Stripping Symmetry: Electrochemical Oxidation to a Superconducting Polar Metal in Au2Pb0.914P2

Abstract

Polar metals and noncentrosymmetric superconductors are exceptionally rare, yet their broken inversion symmetry can give rise to emergent electronic phenomena including mixed singlet-triplet superconducting pairing. As only a few such materials have been found among known compounds, accessing new examples requires synthetic strategies that go beyond conventional crystal growth.
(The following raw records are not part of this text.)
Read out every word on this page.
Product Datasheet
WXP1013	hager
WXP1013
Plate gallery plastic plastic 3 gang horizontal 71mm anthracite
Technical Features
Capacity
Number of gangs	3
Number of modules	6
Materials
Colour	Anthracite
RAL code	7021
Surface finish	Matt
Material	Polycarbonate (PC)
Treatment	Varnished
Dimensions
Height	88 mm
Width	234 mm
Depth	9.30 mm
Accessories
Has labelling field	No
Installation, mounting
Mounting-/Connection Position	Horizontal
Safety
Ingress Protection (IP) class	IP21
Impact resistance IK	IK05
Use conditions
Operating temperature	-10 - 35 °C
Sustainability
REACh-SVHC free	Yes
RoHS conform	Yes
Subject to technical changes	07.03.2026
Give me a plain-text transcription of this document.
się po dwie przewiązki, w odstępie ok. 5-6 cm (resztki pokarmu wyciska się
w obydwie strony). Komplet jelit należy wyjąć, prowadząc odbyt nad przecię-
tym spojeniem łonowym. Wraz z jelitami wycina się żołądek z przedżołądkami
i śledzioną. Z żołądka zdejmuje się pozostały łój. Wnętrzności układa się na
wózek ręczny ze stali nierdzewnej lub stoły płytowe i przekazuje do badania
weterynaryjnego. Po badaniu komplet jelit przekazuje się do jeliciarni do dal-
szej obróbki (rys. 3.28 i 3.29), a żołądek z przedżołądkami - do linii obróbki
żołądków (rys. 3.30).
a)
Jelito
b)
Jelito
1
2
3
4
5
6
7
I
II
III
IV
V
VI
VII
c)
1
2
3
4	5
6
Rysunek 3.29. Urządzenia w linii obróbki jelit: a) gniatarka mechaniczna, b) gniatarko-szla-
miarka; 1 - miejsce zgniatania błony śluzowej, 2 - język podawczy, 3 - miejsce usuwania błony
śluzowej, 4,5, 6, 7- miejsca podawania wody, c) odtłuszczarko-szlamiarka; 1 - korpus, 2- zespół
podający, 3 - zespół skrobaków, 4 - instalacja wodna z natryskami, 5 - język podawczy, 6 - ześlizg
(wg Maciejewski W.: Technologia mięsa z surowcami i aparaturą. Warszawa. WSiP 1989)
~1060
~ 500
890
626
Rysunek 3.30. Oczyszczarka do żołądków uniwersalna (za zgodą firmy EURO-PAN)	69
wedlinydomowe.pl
Here, we use electrochemical topotactic deintercalation to remove Pb from the centrosymmetric parent compound Au2PbP2, producing the polar metal Au2Pb0.914P2. Unlike conventional chemical doping, this transformation actively drives structural symmetry-breaking: the partial removal of Pb triggers a cooperative electronic and geometric rearrangement, mediated by a second-order Jahn-Teller effect and stereochemically active lone pairs, that locks the product into a polar, noncentrosymmetric superspace group Ama2(01g)ss0. We solve the complete (3+1)D modulated structure by synchrotron single-crystal X-ray diffraction and confirm the polar assignment through nonlinear electronic transport. Below Tc = 1.52 K, Au2Pb0.914P2 becomes a type-II superconductor whose heat capacity and AC susceptibility both exhibit power-law behavior, suggestive of a gap structure governed by the broken inversion symmetry of the host lattice. This work establishes electrochemical oxidation as a rational route to metastable noncentrosymmetric superconductors through chemically directed symmetry-breaking.